# taz.de -- Schweden führt Grenzkontrollen ein: Das Ende des unkontrollierten Reisens
       
       > Gemessen an der Einwohnerzahl hat Schweden in Europa die meisten
       > Flüchtlinge aufgenommen. Nun hat die Regierung reagiert und
       > Grenzkontrollen eingeführt.
       
 (IMG) Bild: Nicht mehr für jeden passierbar: die Öresundbrücke zwischen Dänemark und Schweden.
       
       Stockholm/Valletta dpa | Wegen der Flüchtlingskrise wird das
       unkontrollierte Reisen zwischen Schengen-Staaten immer mehr eingeschränkt.

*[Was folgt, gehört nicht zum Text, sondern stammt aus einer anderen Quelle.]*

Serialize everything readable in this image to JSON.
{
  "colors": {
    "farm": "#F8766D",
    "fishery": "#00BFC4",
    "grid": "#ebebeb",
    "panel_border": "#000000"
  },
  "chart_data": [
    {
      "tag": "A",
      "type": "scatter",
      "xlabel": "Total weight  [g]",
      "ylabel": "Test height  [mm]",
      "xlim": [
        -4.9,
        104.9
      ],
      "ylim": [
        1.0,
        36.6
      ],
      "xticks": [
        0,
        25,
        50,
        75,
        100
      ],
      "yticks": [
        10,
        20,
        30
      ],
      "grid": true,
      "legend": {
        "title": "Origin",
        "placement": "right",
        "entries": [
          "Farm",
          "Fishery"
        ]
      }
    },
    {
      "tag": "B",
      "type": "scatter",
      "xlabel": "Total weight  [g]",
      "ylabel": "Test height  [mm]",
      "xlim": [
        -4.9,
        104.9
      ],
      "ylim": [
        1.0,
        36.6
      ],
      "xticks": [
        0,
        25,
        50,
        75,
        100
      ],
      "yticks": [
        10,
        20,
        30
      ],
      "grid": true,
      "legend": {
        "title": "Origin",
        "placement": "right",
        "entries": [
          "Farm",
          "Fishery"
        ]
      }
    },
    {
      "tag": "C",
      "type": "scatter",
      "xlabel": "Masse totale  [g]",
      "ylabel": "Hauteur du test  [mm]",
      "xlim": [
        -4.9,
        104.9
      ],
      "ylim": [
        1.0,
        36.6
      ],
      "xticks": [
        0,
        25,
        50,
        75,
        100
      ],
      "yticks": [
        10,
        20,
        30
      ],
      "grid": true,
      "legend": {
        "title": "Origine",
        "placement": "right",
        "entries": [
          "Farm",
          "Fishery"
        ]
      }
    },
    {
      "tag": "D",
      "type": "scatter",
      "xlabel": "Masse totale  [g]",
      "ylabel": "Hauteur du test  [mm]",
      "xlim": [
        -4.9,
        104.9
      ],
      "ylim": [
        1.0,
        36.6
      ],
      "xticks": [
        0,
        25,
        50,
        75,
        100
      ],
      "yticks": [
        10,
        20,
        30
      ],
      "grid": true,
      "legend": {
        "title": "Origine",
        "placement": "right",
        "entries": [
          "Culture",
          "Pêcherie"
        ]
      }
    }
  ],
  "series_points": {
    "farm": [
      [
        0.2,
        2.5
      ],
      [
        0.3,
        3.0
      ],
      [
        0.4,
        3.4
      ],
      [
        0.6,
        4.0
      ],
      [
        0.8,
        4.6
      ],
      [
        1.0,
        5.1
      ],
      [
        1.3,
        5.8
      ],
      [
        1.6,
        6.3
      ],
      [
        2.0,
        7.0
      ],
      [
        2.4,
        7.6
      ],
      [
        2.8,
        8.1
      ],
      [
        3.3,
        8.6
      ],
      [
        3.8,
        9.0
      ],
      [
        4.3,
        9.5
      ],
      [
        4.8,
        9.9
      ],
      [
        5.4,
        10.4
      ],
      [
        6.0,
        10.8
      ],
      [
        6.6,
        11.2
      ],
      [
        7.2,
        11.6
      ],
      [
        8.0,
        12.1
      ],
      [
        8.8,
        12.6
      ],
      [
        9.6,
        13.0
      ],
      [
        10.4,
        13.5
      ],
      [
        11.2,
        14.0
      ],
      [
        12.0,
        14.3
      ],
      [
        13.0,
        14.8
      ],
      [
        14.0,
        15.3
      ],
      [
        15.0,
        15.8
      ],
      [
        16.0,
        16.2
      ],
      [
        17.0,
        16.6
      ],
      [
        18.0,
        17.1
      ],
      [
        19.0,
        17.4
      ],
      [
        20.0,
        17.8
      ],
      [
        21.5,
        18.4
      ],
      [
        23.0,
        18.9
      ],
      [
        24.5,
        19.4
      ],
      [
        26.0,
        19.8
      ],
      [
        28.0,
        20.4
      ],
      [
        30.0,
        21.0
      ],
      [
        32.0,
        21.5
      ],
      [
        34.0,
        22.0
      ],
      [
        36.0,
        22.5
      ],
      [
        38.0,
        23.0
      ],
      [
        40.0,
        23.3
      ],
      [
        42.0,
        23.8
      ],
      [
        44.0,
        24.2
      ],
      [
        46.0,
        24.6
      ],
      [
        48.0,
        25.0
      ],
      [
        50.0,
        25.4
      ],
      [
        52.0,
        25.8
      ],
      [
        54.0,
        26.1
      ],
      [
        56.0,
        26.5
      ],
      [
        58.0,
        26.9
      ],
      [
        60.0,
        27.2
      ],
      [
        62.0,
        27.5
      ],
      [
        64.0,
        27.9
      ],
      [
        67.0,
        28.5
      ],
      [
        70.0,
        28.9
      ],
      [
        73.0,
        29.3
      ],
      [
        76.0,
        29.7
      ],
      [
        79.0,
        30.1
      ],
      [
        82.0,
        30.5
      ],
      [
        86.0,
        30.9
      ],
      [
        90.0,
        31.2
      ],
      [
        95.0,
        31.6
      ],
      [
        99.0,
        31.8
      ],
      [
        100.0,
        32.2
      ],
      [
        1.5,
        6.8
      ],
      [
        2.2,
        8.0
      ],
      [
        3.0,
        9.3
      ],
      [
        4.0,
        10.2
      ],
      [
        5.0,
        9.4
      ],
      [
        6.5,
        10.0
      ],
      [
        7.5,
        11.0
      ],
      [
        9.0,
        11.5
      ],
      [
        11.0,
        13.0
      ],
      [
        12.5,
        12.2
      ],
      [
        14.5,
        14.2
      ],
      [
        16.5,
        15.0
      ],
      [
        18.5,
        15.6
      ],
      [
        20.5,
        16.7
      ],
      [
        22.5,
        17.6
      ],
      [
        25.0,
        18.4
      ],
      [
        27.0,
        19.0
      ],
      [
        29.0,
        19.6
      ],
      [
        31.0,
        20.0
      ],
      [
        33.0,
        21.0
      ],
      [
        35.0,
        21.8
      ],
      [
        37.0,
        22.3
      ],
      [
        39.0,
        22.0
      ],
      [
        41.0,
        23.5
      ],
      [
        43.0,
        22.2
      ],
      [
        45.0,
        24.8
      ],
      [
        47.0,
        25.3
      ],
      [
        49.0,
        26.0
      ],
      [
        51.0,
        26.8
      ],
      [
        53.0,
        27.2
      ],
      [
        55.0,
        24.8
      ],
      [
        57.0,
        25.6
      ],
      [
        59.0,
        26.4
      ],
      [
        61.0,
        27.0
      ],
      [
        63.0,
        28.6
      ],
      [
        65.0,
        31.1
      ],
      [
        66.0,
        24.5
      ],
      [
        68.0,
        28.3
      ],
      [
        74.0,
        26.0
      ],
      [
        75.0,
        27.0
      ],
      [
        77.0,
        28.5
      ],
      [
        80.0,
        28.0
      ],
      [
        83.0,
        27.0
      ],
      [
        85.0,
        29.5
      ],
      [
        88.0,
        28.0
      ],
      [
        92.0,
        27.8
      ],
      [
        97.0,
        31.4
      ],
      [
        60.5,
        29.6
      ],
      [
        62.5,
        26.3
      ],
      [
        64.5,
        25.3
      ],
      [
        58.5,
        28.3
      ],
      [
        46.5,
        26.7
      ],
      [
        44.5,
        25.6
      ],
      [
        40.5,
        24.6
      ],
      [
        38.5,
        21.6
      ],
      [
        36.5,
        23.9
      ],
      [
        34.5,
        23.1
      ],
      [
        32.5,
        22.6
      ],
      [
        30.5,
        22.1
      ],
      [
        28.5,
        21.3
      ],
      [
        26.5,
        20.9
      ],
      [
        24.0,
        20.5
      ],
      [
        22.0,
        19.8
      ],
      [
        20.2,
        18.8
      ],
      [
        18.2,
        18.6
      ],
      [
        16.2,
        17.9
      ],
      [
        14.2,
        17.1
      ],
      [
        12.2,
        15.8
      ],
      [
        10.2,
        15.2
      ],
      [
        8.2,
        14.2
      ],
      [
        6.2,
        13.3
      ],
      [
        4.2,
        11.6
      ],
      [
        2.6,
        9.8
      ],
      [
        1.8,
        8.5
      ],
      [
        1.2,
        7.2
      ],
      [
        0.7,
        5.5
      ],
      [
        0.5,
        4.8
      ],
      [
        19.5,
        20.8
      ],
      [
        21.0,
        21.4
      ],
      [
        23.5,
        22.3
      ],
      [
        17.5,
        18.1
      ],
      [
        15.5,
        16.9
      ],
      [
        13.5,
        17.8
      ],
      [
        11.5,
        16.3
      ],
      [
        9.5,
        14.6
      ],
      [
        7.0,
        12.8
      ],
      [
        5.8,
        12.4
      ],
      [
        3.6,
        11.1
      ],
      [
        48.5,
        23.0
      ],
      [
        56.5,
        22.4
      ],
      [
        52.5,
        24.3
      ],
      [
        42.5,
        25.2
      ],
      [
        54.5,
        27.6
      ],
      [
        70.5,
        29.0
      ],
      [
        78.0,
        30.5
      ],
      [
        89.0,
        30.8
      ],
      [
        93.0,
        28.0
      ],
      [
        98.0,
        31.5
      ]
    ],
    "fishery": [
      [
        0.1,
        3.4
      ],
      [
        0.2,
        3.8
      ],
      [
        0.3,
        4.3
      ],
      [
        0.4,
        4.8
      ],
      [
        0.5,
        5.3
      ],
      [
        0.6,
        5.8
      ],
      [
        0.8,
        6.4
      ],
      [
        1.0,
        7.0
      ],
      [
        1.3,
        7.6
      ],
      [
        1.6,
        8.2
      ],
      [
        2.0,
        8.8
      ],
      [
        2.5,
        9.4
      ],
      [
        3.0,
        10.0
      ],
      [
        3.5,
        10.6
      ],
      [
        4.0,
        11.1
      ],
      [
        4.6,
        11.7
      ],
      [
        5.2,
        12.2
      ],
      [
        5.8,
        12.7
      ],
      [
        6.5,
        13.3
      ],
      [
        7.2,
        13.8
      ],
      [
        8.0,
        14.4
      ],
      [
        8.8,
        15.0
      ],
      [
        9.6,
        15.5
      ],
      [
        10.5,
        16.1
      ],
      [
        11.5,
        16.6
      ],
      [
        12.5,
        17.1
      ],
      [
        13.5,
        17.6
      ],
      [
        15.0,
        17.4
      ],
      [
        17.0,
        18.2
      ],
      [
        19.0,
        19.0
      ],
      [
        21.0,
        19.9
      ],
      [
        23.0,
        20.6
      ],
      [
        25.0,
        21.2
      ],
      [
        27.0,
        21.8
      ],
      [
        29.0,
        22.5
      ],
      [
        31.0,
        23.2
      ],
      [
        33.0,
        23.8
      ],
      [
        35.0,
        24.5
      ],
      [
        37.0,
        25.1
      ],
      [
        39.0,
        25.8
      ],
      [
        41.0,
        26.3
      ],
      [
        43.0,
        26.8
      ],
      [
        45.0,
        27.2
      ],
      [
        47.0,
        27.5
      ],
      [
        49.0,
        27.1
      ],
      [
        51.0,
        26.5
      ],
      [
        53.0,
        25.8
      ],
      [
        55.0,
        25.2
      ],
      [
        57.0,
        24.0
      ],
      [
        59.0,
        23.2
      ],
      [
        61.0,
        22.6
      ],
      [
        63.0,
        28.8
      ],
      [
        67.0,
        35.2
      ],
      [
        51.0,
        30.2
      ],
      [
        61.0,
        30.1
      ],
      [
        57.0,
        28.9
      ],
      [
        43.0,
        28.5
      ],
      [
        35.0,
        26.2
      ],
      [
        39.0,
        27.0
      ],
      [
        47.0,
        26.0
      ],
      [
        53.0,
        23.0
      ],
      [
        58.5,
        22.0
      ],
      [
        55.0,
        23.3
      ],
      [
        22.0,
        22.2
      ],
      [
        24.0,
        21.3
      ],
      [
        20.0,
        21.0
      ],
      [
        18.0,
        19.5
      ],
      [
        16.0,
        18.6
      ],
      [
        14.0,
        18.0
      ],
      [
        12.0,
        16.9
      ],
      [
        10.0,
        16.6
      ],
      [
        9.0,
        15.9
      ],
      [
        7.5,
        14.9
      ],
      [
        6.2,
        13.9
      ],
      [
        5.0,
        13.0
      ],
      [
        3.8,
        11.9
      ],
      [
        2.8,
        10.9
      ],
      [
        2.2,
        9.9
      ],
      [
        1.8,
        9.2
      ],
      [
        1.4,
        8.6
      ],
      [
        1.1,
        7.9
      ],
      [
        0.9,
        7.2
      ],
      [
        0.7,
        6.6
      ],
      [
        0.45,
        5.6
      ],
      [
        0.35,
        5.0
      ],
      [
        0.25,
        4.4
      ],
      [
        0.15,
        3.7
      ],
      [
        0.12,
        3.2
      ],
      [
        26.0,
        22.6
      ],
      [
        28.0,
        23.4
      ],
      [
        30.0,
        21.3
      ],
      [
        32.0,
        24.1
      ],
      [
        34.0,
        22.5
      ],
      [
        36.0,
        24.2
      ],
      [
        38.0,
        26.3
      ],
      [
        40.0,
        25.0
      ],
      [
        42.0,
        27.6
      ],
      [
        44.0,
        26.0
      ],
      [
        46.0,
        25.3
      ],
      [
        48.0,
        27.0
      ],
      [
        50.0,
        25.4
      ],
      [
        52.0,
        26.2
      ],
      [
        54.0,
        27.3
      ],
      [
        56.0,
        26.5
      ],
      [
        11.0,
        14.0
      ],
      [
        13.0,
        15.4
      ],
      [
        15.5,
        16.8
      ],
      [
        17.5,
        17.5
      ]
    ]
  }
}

       An der schwedischen Grenze müssen Reisende wegen der großen Zahl von
       Migranten von Donnerstagmittag an wieder ihren Pass vorzeigen, wie
       Innenminister Anders Ygeman am Mittwochabend ankündigte.
       
       Die Maßnahme sei vorerst auf zehn Tage begrenzt. Betroffen seien die Zug-
       und Autotrassen auf der Øresundbrücke sowie die Fährverbindungen in
       Südschweden. Zuvor hatten bereits andere EU-Staaten wieder Grenzkontrollen
       eingeführt, darunter auch Deutschland.
       
       Seit September sind 80.000 Asylbewerber nach Schweden eingereist. An den
       Grenzstationen herrschen zum Teil chaotische Zustände. Die Kontrollen
       sollen einen geordneteren Empfang ermöglichen.
       
       Schweden nimmt relativ gesehen von allen EU-Ländern die meisten
       Asylbewerber auf und hat zunehmend Schwierigkeiten mit der Unterbringung.
       Migrationsminister Morgan Johansson hatte vor einigen Tagen erklärt,
       Schweden könne Flüchtlingen keine Unterkunft mehr garantieren.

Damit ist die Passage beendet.